Здесь же стлалась лишь трава, покоились боляхные каменья, принесенные давеча взбунтовавшейся речушкой, в тот миг… мгновения… временной этап получившей величание река, днесь журчащая редчайшим перезвоном капели. Вся эта чистота, благодать наполняла и сам воздух, и посему голубое небо подступало совсем близко и тянулось во взмахе человеческой руки. Скидывая, обволакивая и сами ершисто-ощетинившиеся стремнинные утесы, и изумрудные травы огромными массами облаков.

Частью облака цеплялись за выпирающие углами камни, частью переплетались с горной речной водой, а потому рождали блистающий в лучах солнца матовый дымок, легкой зябью встающий пред очами, а частью свивались, скручивались с самим разнотравием альпийских лугов.

Солнце, ноне не хоронилось, а также как и небесный купол нависало низко… низко… в движение, взмахе человеческой руки. Оно хваталось нижним своим краем за горную гряду, по окоему огораживая корытообразную долину, таящую в себе узкую речку и невысокие холмы.

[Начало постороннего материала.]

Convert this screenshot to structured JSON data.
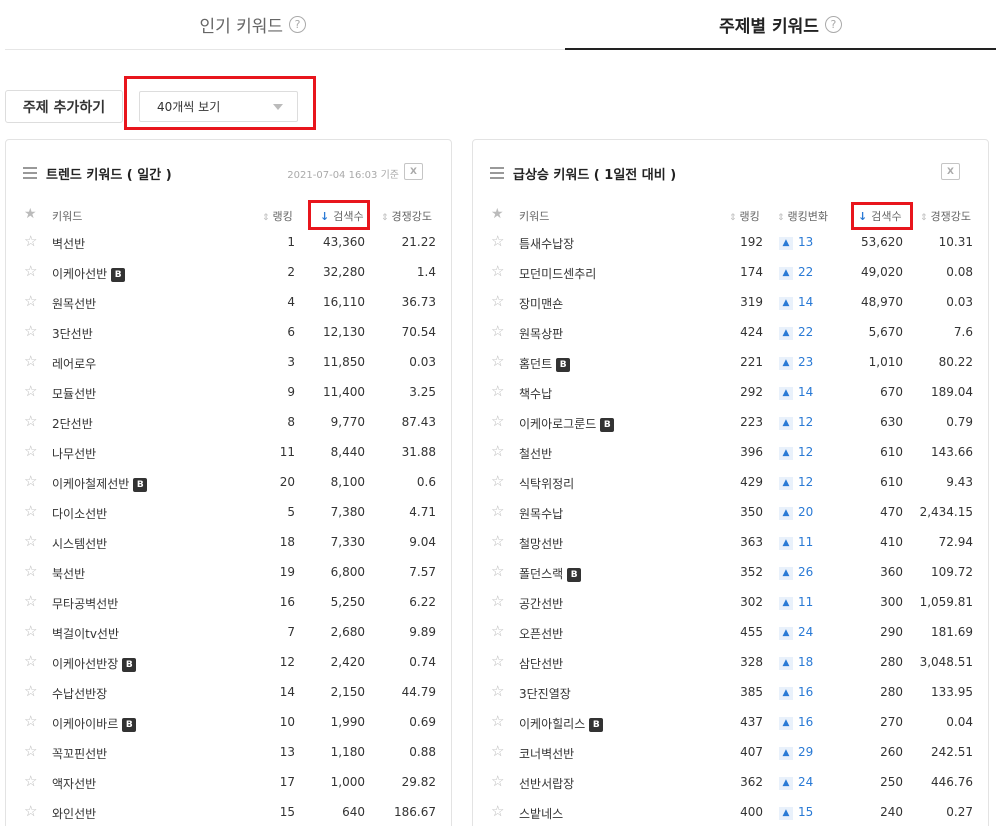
{
  "tabs": [
    {
      "label": "인기 키워드",
      "help": "?"
    },
    {
      "label": "주제별 키워드",
      "help": "?"
    }
  ],
  "controls": {
    "add_label": "주제 추가하기",
    "view_select": "40개씩 보기"
  },
  "trend": {
    "title": "트렌드 키워드 ( 일간 )",
    "date": "2021-07-04 16:03 기준",
    "xls": "X",
    "headers": {
      "keyword": "키워드",
      "rank": "랭킹",
      "search": "검색수",
      "compete": "경쟁강도"
    },
    "rows": [
      {
        "kw": "벽선반",
        "b": "",
        "rank": "1",
        "search": "43,360",
        "comp": "21.22"
      },
      {
        "kw": "이케아선반",
        "b": "B",
        "rank": "2",
        "search": "32,280",
        "comp": "1.4"
      },
      {
        "kw": "원목선반",
        "b": "",
        "rank": "4",
        "search": "16,110",
        "comp": "36.73"
      },
      {
        "kw": "3단선반",
        "b": "",
        "rank": "6",
        "search": "12,130",
        "comp": "70.54"
      },
      {
        "kw": "레어로우",
        "b": "",
        "rank": "3",
        "search": "11,850",
        "comp": "0.03"
      },
      {
        "kw": "모듈선반",
        "b": "",
        "rank": "9",
        "search": "11,400",
        "comp": "3.25"
      },
      {
        "kw": "2단선반",
        "b": "",
        "rank": "8",
        "search": "9,770",
        "comp": "87.43"
      },
      {
        "kw": "나무선반",
        "b": "",
        "rank": "11",
        "search": "8,440",
        "comp": "31.88"
      },
      {
        "kw": "이케아철제선반",
        "b": "B",
        "rank": "20",
        "search": "8,100",
        "comp": "0.6"
      },
      {
        "kw": "다이소선반",
        "b": "",
        "rank": "5",
        "search": "7,380",
        "comp": "4.71"
      },
      {
        "kw": "시스템선반",
        "b": "",
        "rank": "18",
        "search": "7,330",
        "comp": "9.04"
      },
      {
        "kw": "북선반",
        "b": "",
        "rank": "19",
        "search": "6,800",
        "comp": "7.57"
      },
      {
        "kw": "무타공벽선반",
        "b": "",
        "rank": "16",
        "search": "5,250",
        "comp": "6.22"
      },
      {
        "kw": "벽걸이tv선반",
        "b": "",
        "rank": "7",
        "search": "2,680",
        "comp": "9.89"
      },
      {
        "kw": "이케아선반장",
        "b": "B",
        "rank": "12",
        "search": "2,420",
        "comp": "0.74"
      },
      {
        "kw": "수납선반장",
        "b": "",
        "rank": "14",
        "search": "2,150",
        "comp": "44.79"
      },
      {
        "kw": "이케아이바르",
        "b": "B",
        "rank": "10",
        "search": "1,990",
        "comp": "0.69"
      },
      {
        "kw": "꼭꼬핀선반",
        "b": "",
        "rank": "13",
        "search": "1,180",
        "comp": "0.88"
      },
      {
        "kw": "액자선반",
        "b": "",
        "rank": "17",
        "search": "1,000",
        "comp": "29.82"
      },
      {
        "kw": "와인선반",
        "b": "",
        "rank": "15",
        "search": "640",
        "comp": "186.67"
      }
    ]
  },
  "rising": {
    "title": "급상승 키워드 ( 1일전 대비 )",
    "xls": "X",
    "headers": {
      "keyword": "키워드",
      "rank": "랭킹",
      "change": "랭킹변화",
      "search": "검색수",
      "compete": "경쟁강도"
    },
    "rows": [
      {
        "kw": "틈새수납장",
        "b": "",
        "rank": "192",
        "chg": "13",
        "search": "53,620",
        "comp": "10.31"
      },
      {
        "kw": "모던미드센추리",
        "b": "",
        "rank": "174",
        "chg": "22",
        "search": "49,020",
        "comp": "0.08"
      },
      {
        "kw": "장미맨숀",
        "b": "",
        "rank": "319",
        "chg": "14",
        "search": "48,970",
        "comp": "0.03"
      },
      {
        "kw": "원목상판",
        "b": "",
        "rank": "424",
        "chg": "22",
        "search": "5,670",
        "comp": "7.6"
      },
      {
        "kw": "홈던트",
        "b": "B",
        "rank": "221",
        "chg": "23",
        "search": "1,010",
        "comp": "80.22"
      },
      {
        "kw": "책수납",
        "b": "",
        "rank": "292",
        "chg": "14",
        "search": "670",
        "comp": "189.04"
      },
      {
        "kw": "이케아로그룬드",
        "b": "B",
        "rank": "223",
        "chg": "12",
        "search": "630",
        "comp": "0.79"
      },
      {
        "kw": "철선반",
        "b": "",
        "rank": "396",
        "chg": "12",
        "search": "610",
        "comp": "143.66"
      },
      {
        "kw": "식탁위정리",
        "b": "",
        "rank": "429",
        "chg": "12",
        "search": "610",
        "comp": "9.43"
      },
      {
        "kw": "원목수납",
        "b": "",
        "rank": "350",
        "chg": "20",
        "search": "470",
        "comp": "2,434.15"
      },
      {
        "kw": "철망선반",
        "b": "",
        "rank": "363",
        "chg": "11",
        "search": "410",
        "comp": "72.94"
      },
      {
        "kw": "폴던스랙",
        "b": "B",
        "rank": "352",
        "chg": "26",
        "search": "360",
        "comp": "109.72"
      },
      {
        "kw": "공간선반",
        "b": "",
        "rank": "302",
        "chg": "11",
        "search": "300",
        "comp": "1,059.81"
      },
      {
        "kw": "오픈선반",
        "b": "",
        "rank": "455",
        "chg": "24",
        "search": "290",
        "comp": "181.69"
      },
      {
        "kw": "삼단선반",
        "b": "",
        "rank": "328",
        "chg": "18",
        "search": "280",
        "comp": "3,048.51"
      },
      {
        "kw": "3단진열장",
        "b": "",
        "rank": "385",
        "chg": "16",
        "search": "280",
        "comp": "133.95"
      },
      {
        "kw": "이케아힐리스",
        "b": "B",
        "rank": "437",
        "chg": "16",
        "search": "270",
        "comp": "0.04"
      },
      {
        "kw": "코너벽선반",
        "b": "",
        "rank": "407",
        "chg": "29",
        "search": "260",
        "comp": "242.51"
      },
      {
        "kw": "선반서랍장",
        "b": "",
        "rank": "362",
        "chg": "24",
        "search": "250",
        "comp": "446.76"
      },
      {
        "kw": "스밭네스",
        "b": "",
        "rank": "400",
        "chg": "15",
        "search": "240",
        "comp": "0.27"
      }
    ]
  },
  "colors": {
    "highlight": "#e8151c",
    "accent": "#2a7ad5"
  },
  "icons": [
    "question-icon",
    "caret-down-icon",
    "menu-icon",
    "excel-icon",
    "star-icon",
    "sort-icon",
    "sort-down-icon",
    "up-arrow-icon"
  ]
}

И казалось, само перекатывалось по грани тех вершин, изредка касаясь лучами белых полос снега, вроде долгих рушников растянутых по горным кряжам. Блики ярчайшего света отражались тогда от ледяных рушников, и перебирающей бусенцы водицы реченьки берущей начало с самих тех пластовых истоков.

И вовсе редко перекликались меж собой улары… не то, чтобы опасаясь этих сурово-величественных краев, просто не желая разрушать его ни с чем, ни сравнимую мощь и силу. Своим чуть слышимым «кок-когок-кок» придавая этим Пестрым, пегим, как сказал бы русский… этим Алаауы, как скажет казах, горам состояние вневременности.

КОНЕЦ

г. Краснодар, июль 2014 г.

Память

Посвящаю моей бабушке,

участнику ВОВ

Каплуновой Валентине Алексеевне

Память подобно мозаичному рисунку сохраняется в нас отдельными самоцветными камушками, тончайшими изразцами, стеклянными осколками али только всплесками, лепестками, лохмотками событий. Она остается в нас частями произошедшего, одиночными эпизодами снов, особенными звуками и легким ароматом цветущей на Кубани в апреле месяце вишни.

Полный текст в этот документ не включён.